My immigrant parents in the 1930's or 1940's
My father became an English apple grower, my mother solved cryptic crosswords and read British crime fiction. I have lived all my life in England, over half of it in Dorset where I brought up a family and taught the clarinet. I have sole British nationality, but my parents’ abiding cross-channel outlook rubbed off on me. Family and friends scattered throughout Europe have been a constant throughout my life, as has enjoyment of European languages and culture, which led to recent MA and PhD studies at Exeter University around a German clarinettist and a regrettably forgotten German writer.

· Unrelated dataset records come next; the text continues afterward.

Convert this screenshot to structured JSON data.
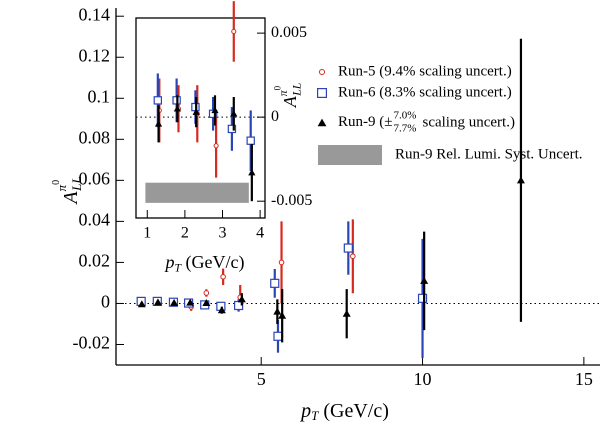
{
  "chart_data": [
    {
      "type": "scatter",
      "xlabel": {
        "base": "p",
        "sub": "T",
        "rest": " (GeV/c)"
      },
      "ylabel": {
        "base": "A",
        "sub": "LL",
        "sup": "π",
        "supsup": "0"
      },
      "xlim": [
        0.5,
        15.5
      ],
      "xticks": [
        5,
        10,
        15
      ],
      "ylim": [
        -0.03,
        0.144
      ],
      "yticks": [
        -0.02,
        0,
        0.02,
        0.04,
        0.06,
        0.08,
        0.1,
        0.12,
        0.14
      ],
      "ytick_side": "left",
      "zero_line": true,
      "series": [
        {
          "name": "Run-5 (9.4% scaling uncert.)",
          "color": "#d62a1e",
          "marker": "circle",
          "x": [
            1.32,
            1.83,
            2.33,
            2.83,
            3.3,
            3.82,
            4.35,
            5.63,
            7.84
          ],
          "values": [
            0.0004,
            0.0005,
            0.0002,
            -0.0017,
            0.0051,
            0.013,
            0.003,
            0.02,
            0.023
          ],
          "errors": [
            0.0019,
            0.0014,
            0.0017,
            0.0019,
            0.0018,
            0.004,
            0.006,
            0.02,
            0.018
          ]
        },
        {
          "name": "Run-6 (8.3% scaling uncert.)",
          "color": "#2b45b5",
          "marker": "square",
          "x": [
            1.28,
            1.78,
            2.28,
            2.75,
            3.25,
            3.75,
            4.3,
            5.42,
            5.52,
            7.7,
            10.0
          ],
          "values": [
            0.001,
            0.001,
            0.0006,
            0.0002,
            -0.0007,
            -0.0014,
            -0.001,
            0.0098,
            -0.016,
            0.027,
            0.0025
          ],
          "errors": [
            0.0016,
            0.0013,
            0.001,
            0.001,
            0.0013,
            0.0018,
            0.003,
            0.007,
            0.008,
            0.013,
            0.029
          ]
        },
        {
          "name_parts": [
            "Run-9 (±",
            "7.0%",
            "7.7%",
            "scaling uncert.)"
          ],
          "color": "#000000",
          "marker": "triangle",
          "x": [
            1.3,
            1.8,
            2.3,
            2.8,
            3.3,
            3.78,
            4.4,
            5.5,
            5.65,
            7.65,
            10.05,
            13.05
          ],
          "values": [
            -0.0004,
            0.0005,
            0.0003,
            0.0004,
            0.0002,
            -0.0033,
            0.002,
            -0.004,
            -0.006,
            -0.005,
            0.011,
            0.06
          ],
          "errors": [
            0.0011,
            0.0008,
            0.0009,
            0.0009,
            0.001,
            0.0017,
            0.003,
            0.006,
            0.013,
            0.012,
            0.024,
            0.069
          ]
        }
      ]
    },
    {
      "type": "scatter",
      "xlabel": {
        "base": "p",
        "sub": "T",
        "rest": " (GeV/c)"
      },
      "ylabel": {
        "base": "A",
        "sub": "LL",
        "sup": "π",
        "supsup": "0"
      },
      "xlim": [
        0.7,
        4.13
      ],
      "xticks": [
        1,
        2,
        3,
        4
      ],
      "ylim": [
        -0.006,
        0.0059
      ],
      "yticks": [
        -0.005,
        0,
        0.005
      ],
      "ytick_side": "right",
      "zero_line": true,
      "series": [
        {
          "color": "#d62a1e",
          "marker": "circle",
          "x": [
            1.32,
            1.83,
            2.33,
            2.83,
            3.3
          ],
          "values": [
            0.0004,
            0.0005,
            0.0002,
            -0.0017,
            0.0051
          ],
          "errors": [
            0.0019,
            0.0014,
            0.0017,
            0.0019,
            0.0018
          ]
        },
        {
          "color": "#2b45b5",
          "marker": "square",
          "x": [
            1.28,
            1.78,
            2.28,
            2.75,
            3.25,
            3.75
          ],
          "values": [
            0.001,
            0.001,
            0.0006,
            0.0002,
            -0.0007,
            -0.0014
          ],
          "errors": [
            0.0016,
            0.0013,
            0.001,
            0.001,
            0.0013,
            0.0018
          ]
        },
        {
          "color": "#000000",
          "marker": "triangle",
          "x": [
            1.3,
            1.8,
            2.3,
            2.8,
            3.3,
            3.78
          ],
          "values": [
            -0.0004,
            0.0005,
            0.0003,
            0.0004,
            0.0002,
            -0.0033
          ],
          "errors": [
            0.0011,
            0.0008,
            0.0009,
            0.0009,
            0.001,
            0.0017
          ]
        }
      ],
      "band": {
        "name": "Run-9 Rel. Lumi. Syst. Uncert.",
        "color": "#999999",
        "x": [
          0.95,
          3.7
        ],
        "low": -0.0051,
        "high": -0.0039
      }
    }
  ]
}
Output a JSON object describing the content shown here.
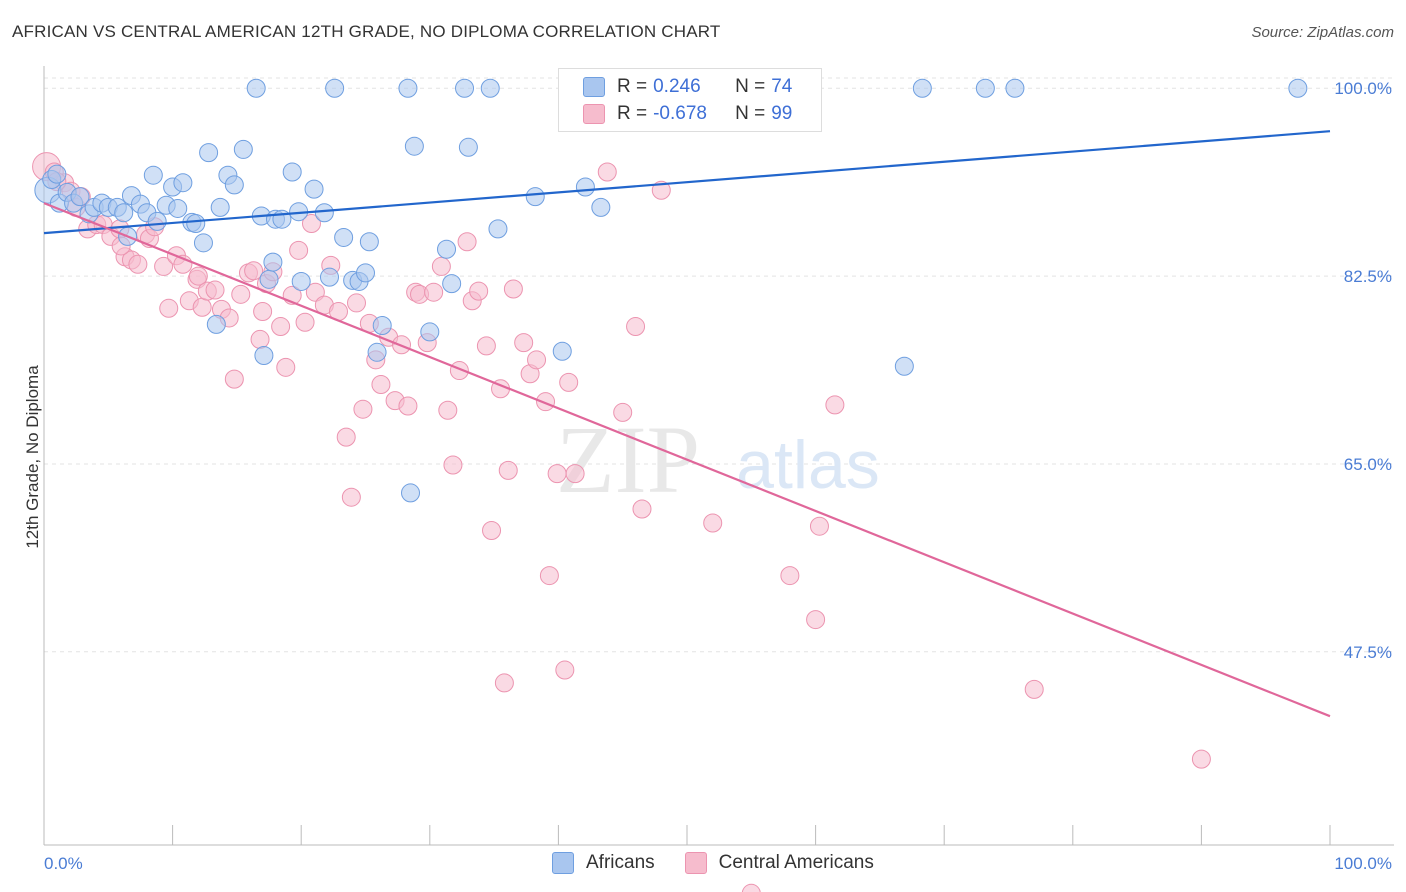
{
  "header": {
    "title": "AFRICAN VS CENTRAL AMERICAN 12TH GRADE, NO DIPLOMA CORRELATION CHART",
    "source": "Source: ZipAtlas.com"
  },
  "watermark": {
    "zip": "ZIP",
    "atlas": "atlas"
  },
  "legend": {
    "africans": {
      "r_label": "R =",
      "r_value": "0.246",
      "n_label": "N =",
      "n_value": "74"
    },
    "central_americans": {
      "r_label": "R =",
      "r_value": "-0.678",
      "n_label": "N =",
      "n_value": "99"
    }
  },
  "bottom_legend": {
    "africans": "Africans",
    "central_americans": "Central Americans"
  },
  "colors": {
    "africans_fill": "#a9c6ef",
    "africans_stroke": "#6f9fe0",
    "africans_line": "#2266cc",
    "central_fill": "#f6bccd",
    "central_stroke": "#ec94b0",
    "central_line": "#e0679a",
    "tick_text": "#4a7cd4",
    "grid": "#e3e3e3"
  },
  "chart_data": {
    "type": "scatter",
    "title": "AFRICAN VS CENTRAL AMERICAN 12TH GRADE, NO DIPLOMA CORRELATION CHART",
    "xlabel": "",
    "ylabel": "12th Grade, No Diploma",
    "xlim": [
      0,
      100
    ],
    "ylim": [
      29.5,
      101.7
    ],
    "x_tick_labels": [
      "0.0%",
      "100.0%"
    ],
    "y_ticks": [
      47.5,
      65.0,
      82.5,
      100.0
    ],
    "y_tick_labels": [
      "47.5%",
      "65.0%",
      "82.5%",
      "100.0%"
    ],
    "grid": true,
    "legend_position": "top-center",
    "series": [
      {
        "name": "Africans",
        "trend": {
          "x": [
            0,
            100
          ],
          "y": [
            86.5,
            96.0
          ]
        },
        "points": [
          [
            0.3,
            90.5
          ],
          [
            0.6,
            91.5
          ],
          [
            1.2,
            89.3
          ],
          [
            1.8,
            90.3
          ],
          [
            2.3,
            89.3
          ],
          [
            2.8,
            89.9
          ],
          [
            3.5,
            88.3
          ],
          [
            3.9,
            88.9
          ],
          [
            4.5,
            89.3
          ],
          [
            5.0,
            88.9
          ],
          [
            5.7,
            88.9
          ],
          [
            6.2,
            88.4
          ],
          [
            6.5,
            86.2
          ],
          [
            6.8,
            90.0
          ],
          [
            7.5,
            89.2
          ],
          [
            8.0,
            88.4
          ],
          [
            8.5,
            91.9
          ],
          [
            8.8,
            87.6
          ],
          [
            9.5,
            89.1
          ],
          [
            10.0,
            90.8
          ],
          [
            10.4,
            88.8
          ],
          [
            10.8,
            91.2
          ],
          [
            11.5,
            87.5
          ],
          [
            11.8,
            87.4
          ],
          [
            12.4,
            85.6
          ],
          [
            12.8,
            94.0
          ],
          [
            13.4,
            78.0
          ],
          [
            13.7,
            88.9
          ],
          [
            14.3,
            91.9
          ],
          [
            14.8,
            91.0
          ],
          [
            15.5,
            94.3
          ],
          [
            16.5,
            100.0
          ],
          [
            16.9,
            88.1
          ],
          [
            17.1,
            75.1
          ],
          [
            17.5,
            82.2
          ],
          [
            17.8,
            83.8
          ],
          [
            18.0,
            87.8
          ],
          [
            18.5,
            87.8
          ],
          [
            19.3,
            92.2
          ],
          [
            19.8,
            88.5
          ],
          [
            20.0,
            82.0
          ],
          [
            21.0,
            90.6
          ],
          [
            21.8,
            88.4
          ],
          [
            22.2,
            82.4
          ],
          [
            22.6,
            100.0
          ],
          [
            23.3,
            86.1
          ],
          [
            24.0,
            82.1
          ],
          [
            24.5,
            82.0
          ],
          [
            25.0,
            82.8
          ],
          [
            25.3,
            85.7
          ],
          [
            25.9,
            75.4
          ],
          [
            26.3,
            77.9
          ],
          [
            28.5,
            62.3
          ],
          [
            28.8,
            94.6
          ],
          [
            28.3,
            100.0
          ],
          [
            30.0,
            77.3
          ],
          [
            31.3,
            85.0
          ],
          [
            31.7,
            81.8
          ],
          [
            32.7,
            100.0
          ],
          [
            33.0,
            94.5
          ],
          [
            34.7,
            100.0
          ],
          [
            35.3,
            86.9
          ],
          [
            38.2,
            89.9
          ],
          [
            40.3,
            75.5
          ],
          [
            42.1,
            90.8
          ],
          [
            43.3,
            88.9
          ],
          [
            48.8,
            100.0
          ],
          [
            49.8,
            100.0
          ],
          [
            66.9,
            74.1
          ],
          [
            68.3,
            100.0
          ],
          [
            73.2,
            100.0
          ],
          [
            75.5,
            100.0
          ],
          [
            97.5,
            100.0
          ],
          [
            1.0,
            92.0
          ]
        ]
      },
      {
        "name": "Central Americans",
        "trend": {
          "x": [
            0,
            100
          ],
          "y": [
            89.3,
            41.5
          ]
        },
        "points": [
          [
            0.2,
            92.7
          ],
          [
            0.8,
            92.2
          ],
          [
            1.6,
            91.2
          ],
          [
            2.1,
            90.4
          ],
          [
            2.5,
            88.9
          ],
          [
            2.9,
            89.9
          ],
          [
            3.4,
            86.9
          ],
          [
            4.1,
            87.3
          ],
          [
            4.6,
            87.3
          ],
          [
            5.2,
            86.2
          ],
          [
            5.9,
            86.9
          ],
          [
            6.3,
            84.3
          ],
          [
            6.8,
            84.0
          ],
          [
            7.3,
            83.6
          ],
          [
            7.9,
            86.4
          ],
          [
            8.2,
            86.0
          ],
          [
            8.6,
            87.1
          ],
          [
            9.3,
            83.4
          ],
          [
            9.7,
            79.5
          ],
          [
            10.3,
            84.4
          ],
          [
            10.8,
            83.6
          ],
          [
            11.3,
            80.2
          ],
          [
            11.9,
            82.2
          ],
          [
            12.3,
            79.6
          ],
          [
            12.7,
            81.1
          ],
          [
            13.3,
            81.2
          ],
          [
            13.8,
            79.4
          ],
          [
            14.4,
            78.6
          ],
          [
            14.8,
            72.9
          ],
          [
            15.3,
            80.8
          ],
          [
            15.9,
            82.8
          ],
          [
            16.3,
            83.0
          ],
          [
            16.8,
            76.6
          ],
          [
            17.3,
            81.8
          ],
          [
            17.8,
            82.9
          ],
          [
            18.4,
            77.8
          ],
          [
            18.8,
            74.0
          ],
          [
            19.3,
            80.7
          ],
          [
            19.8,
            84.9
          ],
          [
            20.3,
            78.2
          ],
          [
            20.8,
            87.4
          ],
          [
            21.1,
            81.0
          ],
          [
            21.8,
            79.8
          ],
          [
            22.3,
            83.5
          ],
          [
            22.9,
            79.2
          ],
          [
            23.5,
            67.5
          ],
          [
            23.9,
            61.9
          ],
          [
            24.3,
            80.0
          ],
          [
            24.8,
            70.1
          ],
          [
            25.3,
            78.1
          ],
          [
            25.8,
            74.7
          ],
          [
            26.2,
            72.4
          ],
          [
            26.8,
            76.8
          ],
          [
            27.3,
            70.9
          ],
          [
            27.8,
            76.1
          ],
          [
            28.3,
            70.4
          ],
          [
            28.9,
            81.0
          ],
          [
            29.2,
            80.8
          ],
          [
            29.8,
            76.3
          ],
          [
            30.3,
            81.0
          ],
          [
            30.9,
            83.4
          ],
          [
            31.4,
            70.0
          ],
          [
            31.8,
            64.9
          ],
          [
            32.3,
            73.7
          ],
          [
            32.9,
            85.7
          ],
          [
            33.3,
            80.2
          ],
          [
            33.8,
            81.1
          ],
          [
            34.4,
            76.0
          ],
          [
            34.8,
            58.8
          ],
          [
            35.5,
            72.0
          ],
          [
            35.8,
            44.6
          ],
          [
            36.1,
            64.4
          ],
          [
            36.5,
            81.3
          ],
          [
            37.3,
            76.3
          ],
          [
            37.8,
            73.4
          ],
          [
            38.3,
            74.7
          ],
          [
            39.0,
            70.8
          ],
          [
            39.3,
            54.6
          ],
          [
            39.9,
            64.1
          ],
          [
            40.5,
            45.8
          ],
          [
            40.8,
            72.6
          ],
          [
            41.3,
            64.1
          ],
          [
            43.8,
            92.2
          ],
          [
            45.0,
            69.8
          ],
          [
            46.0,
            77.8
          ],
          [
            46.5,
            60.8
          ],
          [
            48.0,
            90.5
          ],
          [
            52.0,
            59.5
          ],
          [
            58.0,
            54.6
          ],
          [
            60.0,
            50.5
          ],
          [
            60.3,
            59.2
          ],
          [
            61.5,
            70.5
          ],
          [
            77.0,
            44.0
          ],
          [
            90.0,
            37.5
          ],
          [
            55.0,
            25.0
          ],
          [
            1.0,
            91.3
          ],
          [
            6.0,
            85.3
          ],
          [
            12.0,
            82.5
          ],
          [
            17.0,
            79.2
          ]
        ]
      }
    ]
  }
}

One of my mother’s sisters, a burgeoning classical scholar, benefited from the UK’s earlier cross-channel outlook: the Academic Assistance Council, founded in 1933 by William Beveridge to help politically threatened academics, offered her a position at one of the Oxford colleges, saving her from dismissal and worse under Hitler and launching her on a career of repute.
Statistically I belong to the allegedly pro-Brexit-voting demographic, but I have continued to identify strongly as European. Having enjoyed an increasingly free exchange and common identity with mainland Europe throughout my adulthood, I feel deep disappointment at the prospect of the process going into reverse. As a schoolchild in the post-war 1950s I proudly countered accusations of being German by insisting I was more British than my accusers, my family having chosen Britishness while their nationality was a mere accident of birth. I cannot boast of sharing the Britishness of Brexit.